Our findings provide evidence of the spike protein hijacking the DNA damage repair machinery and adaptive immune machinery in vitro. We propose a potential mechanism by which spike proteins may impair adaptive immunity by inhibiting DNA damage repair. Although no evidence has been published that SARSCoV2 can infect thymocytes or bone marrow lymphoid cells, our in vitro V(D)J reporter assay shows that the spike protein intensely impeded V(D)J recombination. Consistent with our results, clinical observations also show that the risk of severe illness or death with COVID19 increases with age, especially older adults who are at the highest risk [22]. This may be because SARSCoV2 spike proteins can weaken the DNA repair system of older people and consequently impede V(D)J recombination and adaptive immunity. In contrast, our data provide valuable details on the involvement of spike protein subunits in DNA damage repair, indicating that fulllength spikebased vaccines may inhibit the recombination of V(D)J in B cells, which is also consistent with a recent study that a fulllength spikebased vaccine induced lower antibody titers compared to the RBDbased vaccine [28]. This suggests that the use of antigenic epitopes of the spike as a SARSCoV2 vaccine might be safer and more efficacious than the fulllength spike. Taken together, we identified one of the potentially important mechanisms of SARSCoV2 suppression of the host adaptive immune machinery. Furthermore, our findings also imply a potential side effect of the fulllength spikebased vaccine. This work will improve the understanding of COVID19 pathogenesis and provide new strategies for designing more efficient and safer vaccines.
If you start combining information like this, and the Denmark study, and the studies from Germany and England indicating that "all cause" mortality has increased in areas that are highly vaccinated, and it seems problematic. But hey, what do we know. I've been told to get a shot and everything would be fine. Then I was told I had to get another shot because mine was undermined by people who didn't get one, and now I'm being told another shot is in order. Certainly, the pharmaceutical companies aren't winging it.

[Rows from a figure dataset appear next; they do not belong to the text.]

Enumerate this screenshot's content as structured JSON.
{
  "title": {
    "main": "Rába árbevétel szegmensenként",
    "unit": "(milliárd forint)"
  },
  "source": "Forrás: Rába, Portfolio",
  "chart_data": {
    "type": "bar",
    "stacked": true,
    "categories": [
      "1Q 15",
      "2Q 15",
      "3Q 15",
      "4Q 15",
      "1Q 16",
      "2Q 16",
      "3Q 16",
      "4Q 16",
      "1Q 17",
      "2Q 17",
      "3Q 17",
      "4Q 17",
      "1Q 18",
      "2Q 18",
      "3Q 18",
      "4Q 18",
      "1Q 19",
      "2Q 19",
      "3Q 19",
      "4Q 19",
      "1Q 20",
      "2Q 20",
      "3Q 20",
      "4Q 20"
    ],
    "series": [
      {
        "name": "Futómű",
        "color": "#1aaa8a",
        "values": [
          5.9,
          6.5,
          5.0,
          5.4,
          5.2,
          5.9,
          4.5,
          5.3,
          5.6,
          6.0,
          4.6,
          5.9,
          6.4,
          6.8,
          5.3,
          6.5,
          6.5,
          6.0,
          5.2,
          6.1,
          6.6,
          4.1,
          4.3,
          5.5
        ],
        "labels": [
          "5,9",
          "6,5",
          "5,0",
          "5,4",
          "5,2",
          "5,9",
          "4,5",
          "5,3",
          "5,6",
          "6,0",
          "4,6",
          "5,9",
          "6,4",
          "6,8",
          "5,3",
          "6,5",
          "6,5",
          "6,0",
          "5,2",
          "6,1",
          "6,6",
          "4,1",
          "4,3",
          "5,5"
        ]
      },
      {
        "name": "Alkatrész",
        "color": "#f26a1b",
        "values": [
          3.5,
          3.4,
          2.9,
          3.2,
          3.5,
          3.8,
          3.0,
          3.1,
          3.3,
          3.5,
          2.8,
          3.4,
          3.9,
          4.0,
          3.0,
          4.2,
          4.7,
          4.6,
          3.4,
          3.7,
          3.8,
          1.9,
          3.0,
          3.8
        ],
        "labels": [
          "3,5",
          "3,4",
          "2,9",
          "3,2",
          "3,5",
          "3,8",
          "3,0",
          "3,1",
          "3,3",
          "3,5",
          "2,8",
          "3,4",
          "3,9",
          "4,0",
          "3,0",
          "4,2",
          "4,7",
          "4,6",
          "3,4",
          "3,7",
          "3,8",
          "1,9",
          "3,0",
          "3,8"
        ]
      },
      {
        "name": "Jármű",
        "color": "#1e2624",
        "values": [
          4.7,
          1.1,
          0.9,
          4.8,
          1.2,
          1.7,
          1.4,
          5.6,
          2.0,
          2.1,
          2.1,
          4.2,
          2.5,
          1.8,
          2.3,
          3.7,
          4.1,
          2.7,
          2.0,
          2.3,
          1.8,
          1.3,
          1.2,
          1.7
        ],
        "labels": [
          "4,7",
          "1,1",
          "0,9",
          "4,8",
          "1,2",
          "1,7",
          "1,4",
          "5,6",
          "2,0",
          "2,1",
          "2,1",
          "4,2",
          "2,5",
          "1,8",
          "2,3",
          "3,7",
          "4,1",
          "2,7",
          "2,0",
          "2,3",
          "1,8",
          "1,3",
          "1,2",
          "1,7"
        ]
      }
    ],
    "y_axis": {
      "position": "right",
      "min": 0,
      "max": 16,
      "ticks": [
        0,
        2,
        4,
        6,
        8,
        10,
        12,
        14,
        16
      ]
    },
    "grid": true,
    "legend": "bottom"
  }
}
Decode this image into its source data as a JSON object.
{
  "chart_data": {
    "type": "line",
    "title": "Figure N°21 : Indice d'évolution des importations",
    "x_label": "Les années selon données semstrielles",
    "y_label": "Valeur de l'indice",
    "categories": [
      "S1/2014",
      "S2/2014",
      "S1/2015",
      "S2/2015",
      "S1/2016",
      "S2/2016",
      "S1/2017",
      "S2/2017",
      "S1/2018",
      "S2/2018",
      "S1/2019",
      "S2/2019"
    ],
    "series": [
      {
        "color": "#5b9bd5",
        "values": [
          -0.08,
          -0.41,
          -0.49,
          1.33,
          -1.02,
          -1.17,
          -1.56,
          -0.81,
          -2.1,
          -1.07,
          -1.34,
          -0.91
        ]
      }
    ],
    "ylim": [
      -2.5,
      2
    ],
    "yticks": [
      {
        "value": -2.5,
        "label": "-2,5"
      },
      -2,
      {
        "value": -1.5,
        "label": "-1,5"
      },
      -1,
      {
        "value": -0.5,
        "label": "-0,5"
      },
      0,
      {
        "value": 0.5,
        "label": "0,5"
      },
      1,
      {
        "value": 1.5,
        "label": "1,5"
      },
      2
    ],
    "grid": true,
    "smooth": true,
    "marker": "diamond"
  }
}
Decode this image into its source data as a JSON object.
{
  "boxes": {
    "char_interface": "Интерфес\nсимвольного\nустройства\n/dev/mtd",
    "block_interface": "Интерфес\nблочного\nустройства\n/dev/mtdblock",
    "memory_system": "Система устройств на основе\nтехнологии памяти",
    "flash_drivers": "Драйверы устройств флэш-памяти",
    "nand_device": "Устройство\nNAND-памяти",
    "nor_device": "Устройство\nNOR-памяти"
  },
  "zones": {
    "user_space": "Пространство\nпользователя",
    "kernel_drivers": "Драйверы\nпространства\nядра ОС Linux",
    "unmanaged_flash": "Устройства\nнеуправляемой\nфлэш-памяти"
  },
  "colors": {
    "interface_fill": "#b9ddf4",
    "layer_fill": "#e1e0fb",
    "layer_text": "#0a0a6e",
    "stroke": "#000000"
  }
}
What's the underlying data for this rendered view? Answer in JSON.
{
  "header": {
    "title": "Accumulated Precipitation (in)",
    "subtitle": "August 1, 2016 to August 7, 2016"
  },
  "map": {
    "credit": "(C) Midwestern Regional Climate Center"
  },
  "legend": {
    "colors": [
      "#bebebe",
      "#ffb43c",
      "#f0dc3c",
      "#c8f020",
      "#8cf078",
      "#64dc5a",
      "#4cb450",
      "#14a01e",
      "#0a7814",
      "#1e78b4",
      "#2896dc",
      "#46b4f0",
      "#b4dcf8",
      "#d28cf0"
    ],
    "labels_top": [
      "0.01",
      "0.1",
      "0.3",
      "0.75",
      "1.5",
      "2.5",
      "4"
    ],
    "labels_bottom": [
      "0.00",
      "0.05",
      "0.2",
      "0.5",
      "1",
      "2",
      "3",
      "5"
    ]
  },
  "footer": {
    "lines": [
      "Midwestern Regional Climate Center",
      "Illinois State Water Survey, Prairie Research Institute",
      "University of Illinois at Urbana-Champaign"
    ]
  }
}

This has been discussed pretty thoroughly but clearly you are selective about your information uptake. Plenty of logical conclusions like delayed health interventions due to the burden COVID has put on the healthcare industry etc. But you guys love to focus on that data, but just conveniently ignore that vaccinated individuals are having better healthcare outcomes FOR ALL CAUSES OF MORTALITY
But let's put on our tin foil hats about pharmaceutical companies and ***** about "messaging" because it's my cover for being deliberately ignorant and obtuse.
As for the shot situation the only country on the planet offering a 4th is Israel. There likely will be another shot in America probably next fall alongside a flu shot. Oh the ****ing horror.
"Not certified by peer review" is all I needed to see.
Cue next attempt at misinformation.
It is hilarious that you dismiss this paper for lack of peer review in favor of vaccines that are barely a year old, began as Emergency Use with no FDA approval, and have shown to be less and less effective by the day.
On another thread it was claimed that older sicker people get vaccinated at higher rates and that's the reason for stats that don't look good. That was refuted by a flu shot study that showed that people getting the flu shot skewed healthier. Because healthy people care about their health more than unhealthy people. Seems like that could apply here.